Crowley took another nap.
21st century
"Oh, how delightful," were Aziraphale's first words when he saw the gorse hedges studded with yellow blossom.
"Don't give them ideas, angel." Crowley glared out of the Bentley's windscreen until the gorse shaped an entrance for them. He drove through and parked outside the cottage door. "It's not much of a place, but neither of our old sides got a toehold in it."
Aziraphale climbed out of the Bentley and tugged his waistcoat down into place. "Yellow is a beautiful colour, and, as the saying goes, 'love is not in season when the gorse is not in bloom'."
"Some variety of gorse is always in bloom, angel, that's hardly a seasonal thing."
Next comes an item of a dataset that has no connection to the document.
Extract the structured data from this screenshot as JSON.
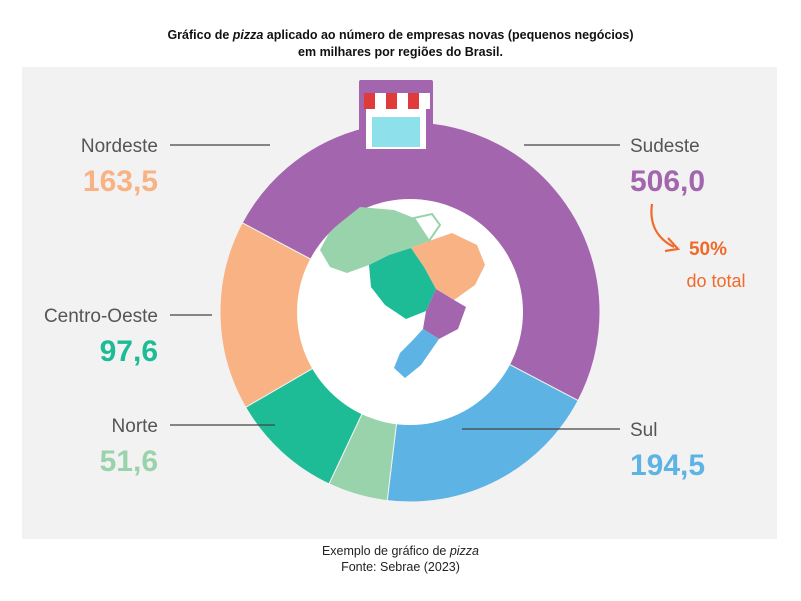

"Precisely, my dear." Aziraphale reached out and took Crowley's hand in his own. "A little expansion and modernisation, and your cottage will be perfectly lovely. Does it, perchance, have a name?"
"Not as such, angel. Could give it one though. If you want." Crowley's fingers tightened around Aziraphale's and he tugged. "Come on, let me show you around, hook you into the wards, that kind of thing."
Aziraphale's smile was smaller and more tender than his usual one. "Gorse Cottage," he said, following Crowley in. "Our cottage for our side. Now that it's blooming."